Anggota Pansus PAD DPRD Medan Faisal Arbie mengatakan, tunggakan tersebut sudah berlangsung cukup lama dan perlu segera ditindaklanjuti secara serius oleh pemerintah daerah.

“Ini sudah menjadi perhatian kami di Pansus. Bapenda harus lebih optimal mengejar tunggakan pajak yang jumlahnya sangat besar,” ujar Faisal kepada wartawan di DPRD Medan, usai rapat Pansus, Selasa (7/4/2026).

Selain penagihan tunggakan, Pansus juga mendorong transformasi sistem penerimaan pajak daerah dari manual ke sistem digital. Menurutnya, langkah ini penting untuk menutup potensi kebocoran pendapatan asli daerah (PAD).

Ia menyebutkan, saat ini PAD Kota Medan berada di angka sekitar Rp3 triliun lebih, namun berpotensi meningkat hingga Rp5 triliun jika pengelolaan pajak dilakukan lebih optimal melalui digitalisasi.

“Masih ada potensi besar dari pajak hotel, restoran, hiburan, parkir, hingga air tanah yang perlu dioptimalkan.
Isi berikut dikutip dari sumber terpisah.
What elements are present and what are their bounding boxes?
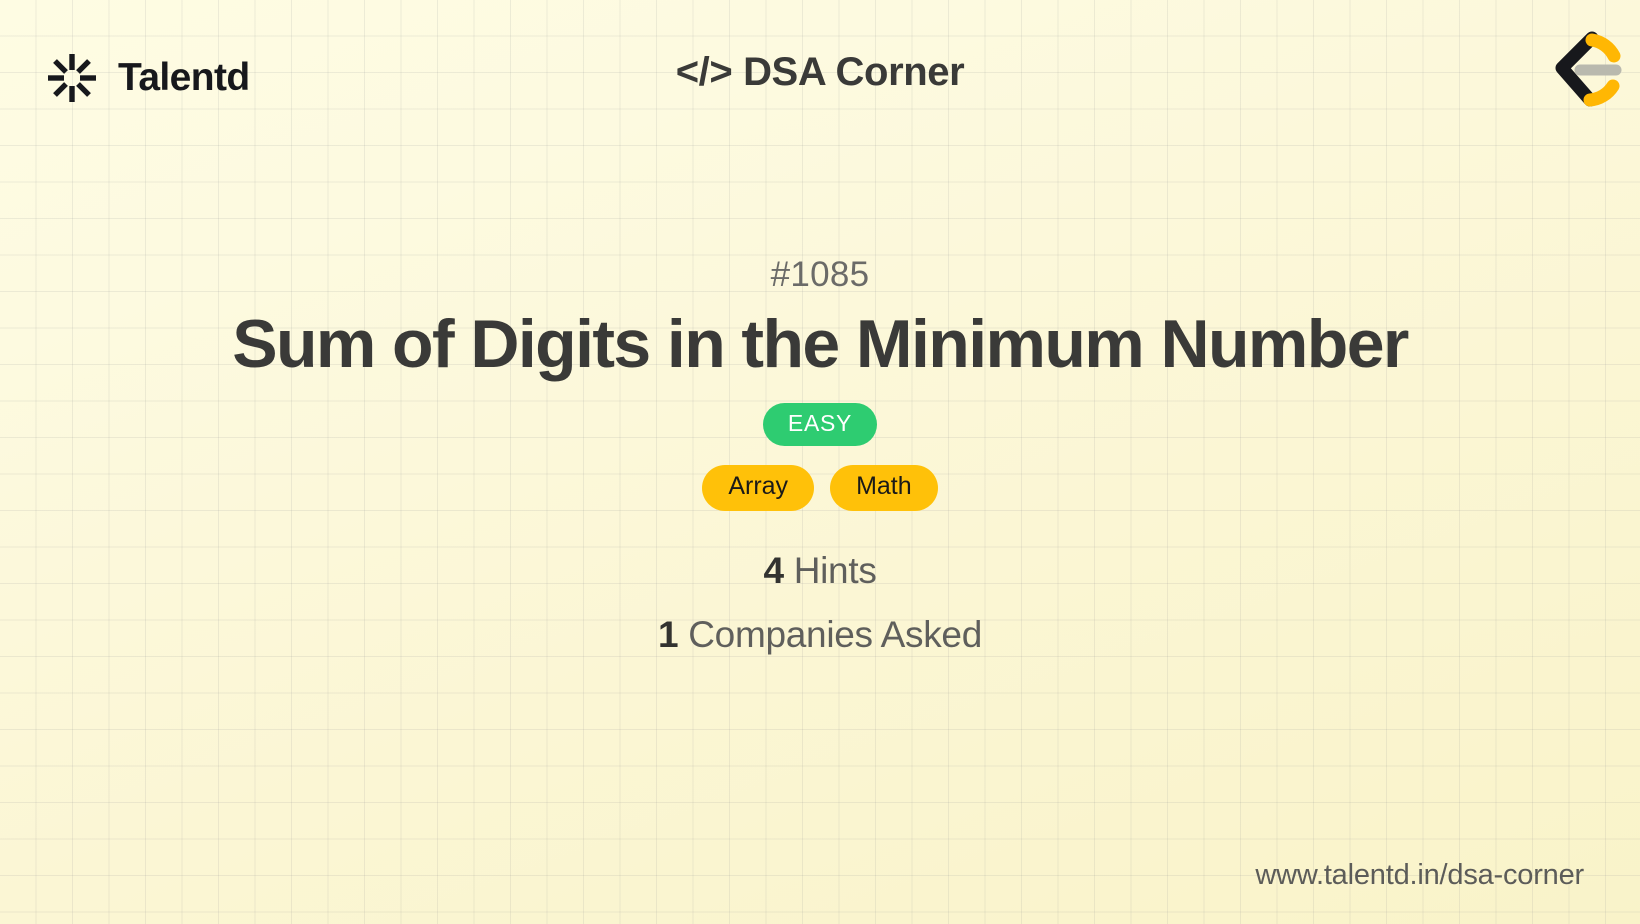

Kita menduga masih ada kebocoran di beberapa sektor,” katanya.

Faisal menegaskan, DPRD tidak menuduh adanya pelanggaran, namun menilai pelaporan pajak yang ada saat ini belum sepenuhnya mencerminkan kondisi sebenarnya di lapangan.

Untuk itu, Pansus merekomendasikan agar seluruh Organisasi Perangkat Daerah (OPD) di lingkungan Pemerintah Kota Medan turut menerapkan sistem digital dalam pelayanan dan administrasi.
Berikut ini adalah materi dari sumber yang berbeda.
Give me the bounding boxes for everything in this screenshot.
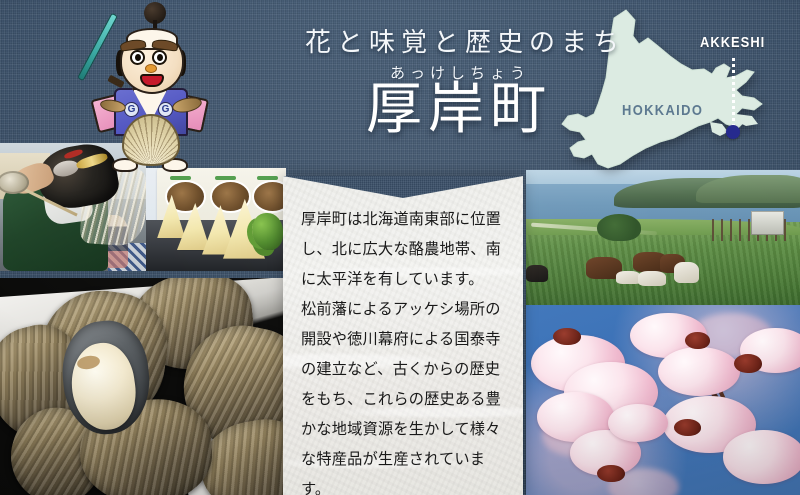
cherry-blossom-photo bbox=[526, 305, 800, 495]
cheese-photo bbox=[146, 168, 286, 271]
page-title: 厚岸町 bbox=[0, 78, 800, 142]
tagline: 花と味覚と歴史のまち bbox=[0, 22, 800, 59]
pasture-photo bbox=[526, 170, 800, 306]
description-text: 厚岸町は北海道南東部に位置し、北に広大な酪農地帯、南に太平洋を有しています。 松… bbox=[301, 204, 509, 495]
akkeshi-town-banner: HOKKAIDO AKKESHI G G 花と味覚と歴史のまち bbox=[0, 0, 800, 495]
oyster-photo bbox=[0, 278, 287, 495]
Rencana tersebut akan dimasukkan dalam KUA-PPAS Perubahan APBD Tahun 2026 sebagai dasar penganggaran pengadaan perangkat digitalisasi. “Target kita, pada 2027 sistem pajak digital seperti e-Filing, e-Payment, dan e-SPT sudah bisa berjalan optimal di Kota Medan,” ujarnya.

Ia menambahkan, sistem self-assessment yang selama ini digunakan dinilai masih berpotensi menimbulkan ketidaksesuaian data jika tidak diawasi dengan sistem digital yang lebih transparan.